TTK m.56/I’e göre, haksız rekabet sebebiyle müşterileri, kredisi, mesleki itibarı, ticari faaliyetleri veya diğer ekonomik menfaatleri zarar gören ya da zarar görme tehlikesi altında olan herkes dava açma hakkına sahiptir​. Bu kişiler, haksız rekabet fiili nedeniyle doğrudan ekonomik kayba uğrayan veya mesleki itibarı zedelenen kişiler olabilir. Haksız rekabete maruz kalan gerçek ya da tüzel kişilerin davacı olma hakkı bulunmaktadır. Örneğin, bir ticari işletme, rakip bir firmanın haksız rekabet oluşturacak faaliyetleri nedeniyle zarar gördüğünde dava açabilir.

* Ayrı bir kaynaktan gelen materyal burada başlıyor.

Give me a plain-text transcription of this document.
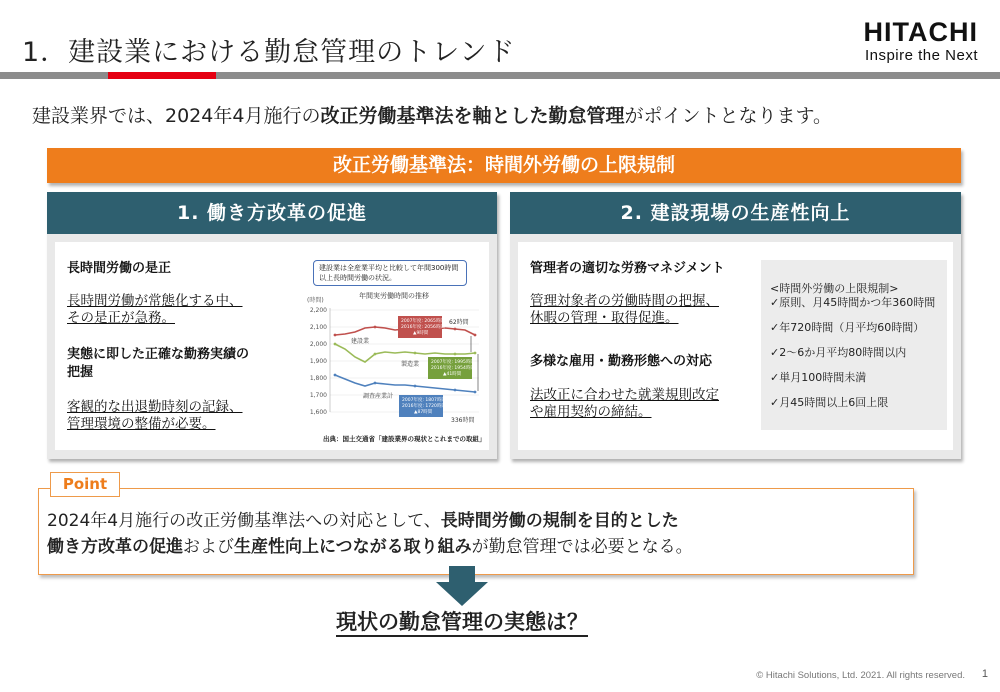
1．建設業における勤怠管理のトレンド
HITACHI
Inspire the Next
建設業界では、2024年4月施行の改正労働基準法を軸とした勤怠管理がポイントとなります。
改正労働基準法：時間外労働の上限規制
1. 働き方改革の促進
長時間労働の是正
長時間労働が常態化する中、
その是正が急務。
実態に即した正確な勤務実績の
把握
客観的な出退勤時刻の記録、
管理環境の整備が必要。
(時間)
2,200
2,100
2,000
1,900
1,800
1,700
1,600
建設業
製造業
調査産業計
62時間
336時間
2007年度: 2065時間
2016年度: 2056時間
▲9時間
2007年度: 1995時間
2016年度: 1954時間
▲41時間
2007年度: 1807時間
2016年度: 1720時間
▲87時間
建設業は全産業平均と比較して年間300時間
以上長時間労働の状況。
年間実労働時間の推移
出典：国土交通省「建設業界の現状とこれまでの取組」
2. 建設現場の生産性向上
管理者の適切な労務マネジメント
管理対象者の労働時間の把握、
休暇の管理・取得促進。
多様な雇用・勤務形態への対応
法改正に合わせた就業規則改定
や雇用契約の締結。
<時間外労働の上限規制>
✓原則、月45時間かつ年360時間
✓年720時間（月平均60時間）
✓2～6か月平均80時間以内
✓単月100時間未満
✓月45時間以上6回上限
Point
2024年4月施行の改正労働基準法への対応として、長時間労働の規制を目的とした
働き方改革の促進および生産性向上につながる取り組みが勤怠管理では必要となる。
現状の勤怠管理の実態は？
© Hitachi Solutions, Ltd. 2021. All rights reserved. 1
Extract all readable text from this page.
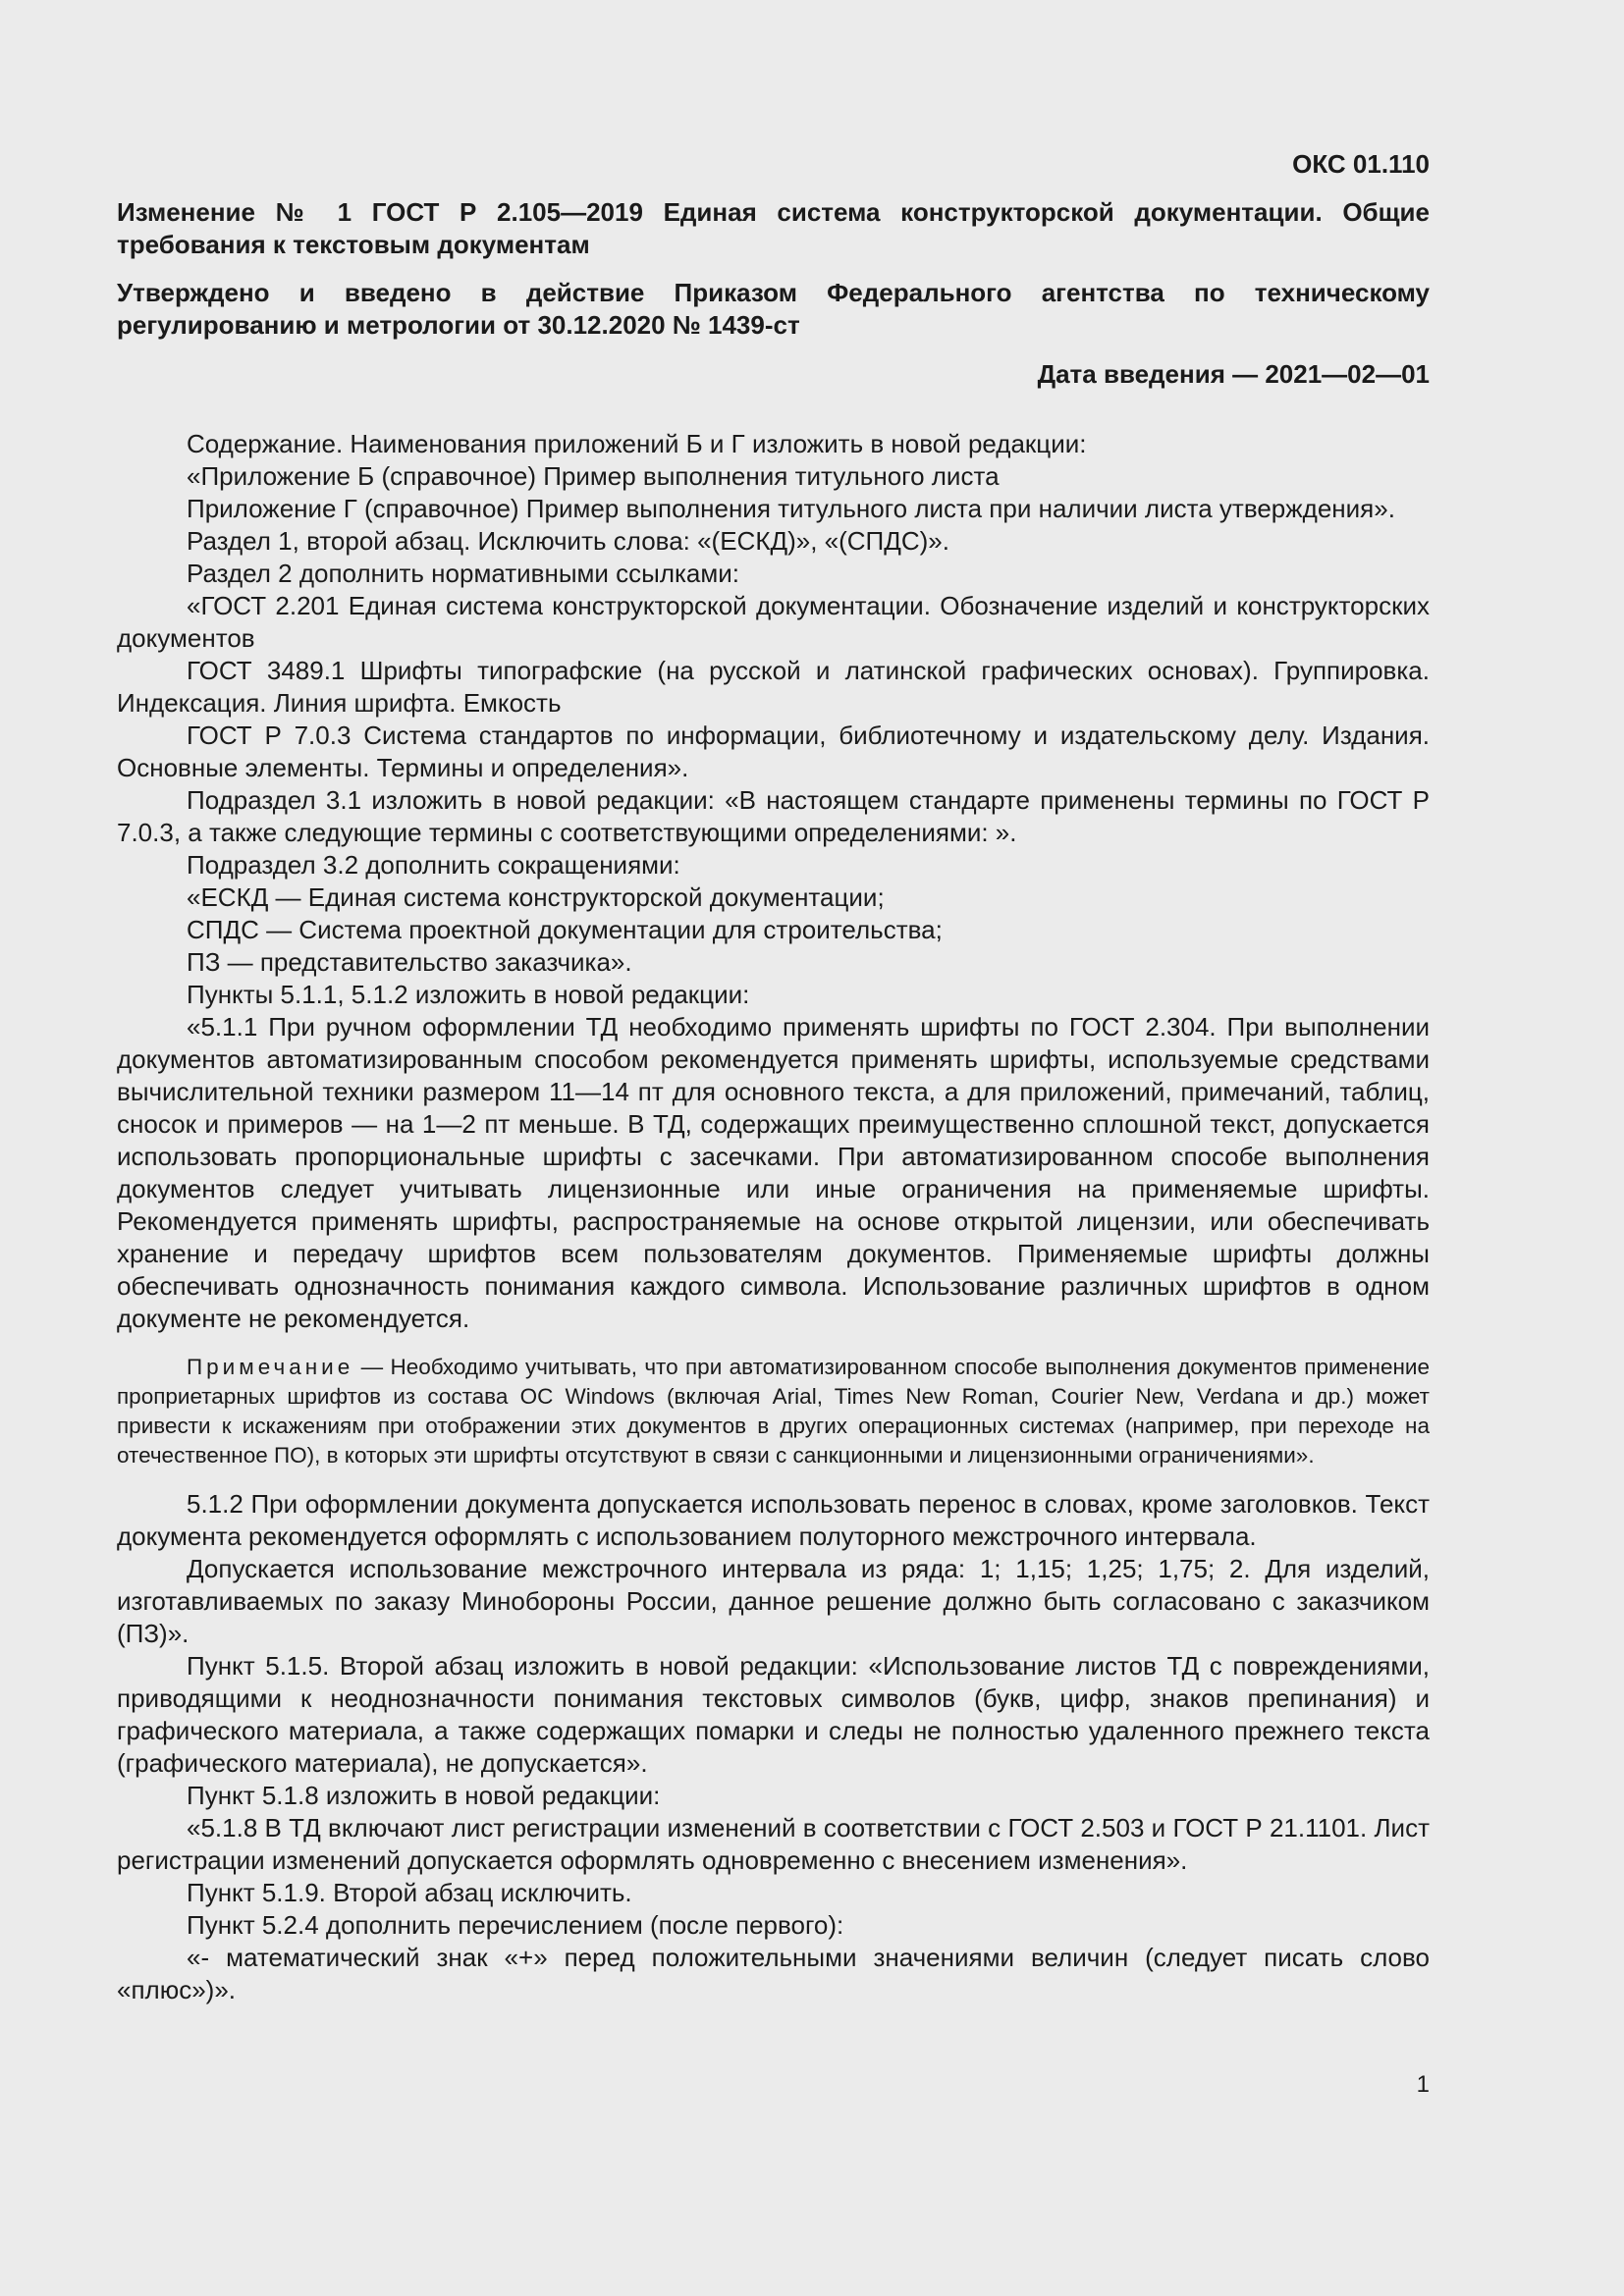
ОКС 01.110
Изменение № 1 ГОСТ Р 2.105—2019 Единая система конструкторской документации. Общие требования к текстовым документам
Утверждено и введено в действие Приказом Федерального агентства по техническому регулированию и метрологии от 30.12.2020 № 1439-ст
Дата введения — 2021—02—01

Содержание. Наименования приложений Б и Г изложить в новой редакции:

«Приложение Б (справочное) Пример выполнения титульного листа

Приложение Г (справочное) Пример выполнения титульного листа при наличии листа утверждения».

Раздел 1, второй абзац. Исключить слова: «(ЕСКД)», «(СПДС)».

Раздел 2 дополнить нормативными ссылками:

«ГОСТ 2.201 Единая система конструкторской документации. Обозначение изделий и конструкторских документов

ГОСТ 3489.1 Шрифты типографские (на русской и латинской графических основах). Группировка. Индексация. Линия шрифта. Емкость

ГОСТ Р 7.0.3 Система стандартов по информации, библиотечному и издательскому делу. Издания. Основные элементы. Термины и определения».

Подраздел 3.1 изложить в новой редакции: «В настоящем стандарте применены термины по ГОСТ Р 7.0.3, а также следующие термины с соответствующими определениями: ».

Подраздел 3.2 дополнить сокращениями:

«ЕСКД — Единая система конструкторской документации;

СПДС — Система проектной документации для строительства;

ПЗ — представительство заказчика».

Пункты 5.1.1, 5.1.2 изложить в новой редакции:

«5.1.1 При ручном оформлении ТД необходимо применять шрифты по ГОСТ 2.304. При выполнении документов автоматизированным способом рекомендуется применять шрифты, используемые средствами вычислительной техники размером 11—14 пт для основного текста, а для приложений, примечаний, таблиц, сносок и примеров — на 1—2 пт меньше. В ТД, содержащих преимущественно сплошной текст, допускается использовать пропорциональные шрифты с засечками. При автоматизированном способе выполнения документов следует учитывать лицензионные или иные ограничения на применяемые шрифты. Рекомендуется применять шрифты, распространяемые на основе открытой лицензии, или обеспечивать хранение и передачу шрифтов всем пользователям документов. Применяемые шрифты должны обеспечивать однозначность понимания каждого символа. Использование различных шрифтов в одном документе не рекомендуется.

Примечание — Необходимо учитывать, что при автоматизированном способе выполнения документов применение проприетарных шрифтов из состава ОС Windows (включая Arial, Times New Roman, Courier New, Verdana и др.) может привести к искажениям при отображении этих документов в других операционных системах (например, при переходе на отечественное ПО), в которых эти шрифты отсутствуют в связи с санкционными и лицензионными ограничениями».

5.1.2 При оформлении документа допускается использовать перенос в словах, кроме заголовков. Текст документа рекомендуется оформлять с использованием полуторного межстрочного интервала.

Допускается использование межстрочного интервала из ряда: 1; 1,15; 1,25; 1,75; 2. Для изделий, изготавливаемых по заказу Минобороны России, данное решение должно быть согласовано с заказчиком (ПЗ)».

Пункт 5.1.5. Второй абзац изложить в новой редакции: «Использование листов ТД с повреждениями, приводящими к неоднозначности понимания текстовых символов (букв, цифр, знаков препинания) и графического материала, а также содержащих помарки и следы не полностью удаленного прежнего текста (графического материала), не допускается».

Пункт 5.1.8 изложить в новой редакции:

«5.1.8 В ТД включают лист регистрации изменений в соответствии с ГОСТ 2.503 и ГОСТ Р 21.1101. Лист регистрации изменений допускается оформлять одновременно с внесением изменения».

Пункт 5.1.9. Второй абзац исключить.

Пункт 5.2.4 дополнить перечислением (после первого):

«- математический знак «+» перед положительными значениями величин (следует писать слово «плюс»)».

1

Önemli bir husus da, haksız rekabet davası açmak için fiilen zarar oluşmuş olmasının şart olmadığıdır. Haksız rekabet fiili sonucunda zarar görme tehlikesi varsa, kişi ya da kuruluşlar dava açabilir. Bu, haksız rekabetin önlenmesi için etkin bir koruma sağlamaktadır. Buna karşılık  maddi ve manevi tazminat davaları bakımından zararın mevcudiyeti zorunludur.

bb) Müşteriler

TTK m.56/II uyarınca, ekonomik çıkarları zarar gören veya böyle bir tehlikeyle karşı karşıya olan müşteriler de haksız rekabet davalarını açma hakkına sahiptir​. Müşteriler, genellikle ticari işlemlerde güven duydukları işletmelere karşı haksız rekabet nedeniyle zarar görebilirler. Yeni Türk Ticaret Kanunu ile birlikte, eski kanuna göre önemli bir değişiklik yapılmış ve müşterilerin zarar görme tehlikesi altında olmaları dava açabilmeleri için yeterli sayılmıştır. Müşterilerin dava açma hakkı genişletilerek, tespit, men ve eski hale iade davaları açısından “zarar görme tehlikesi” yeterli kabul edilmiştir.

Ancak, maddi veya manevi tazminat davaları bakımından müşterilerin zarar görmüş olması zorunludur. Müşterilerin tazminat talep edebilmesi için doğrudan zarar gördüklerini ispatlamaları gerekmektedir.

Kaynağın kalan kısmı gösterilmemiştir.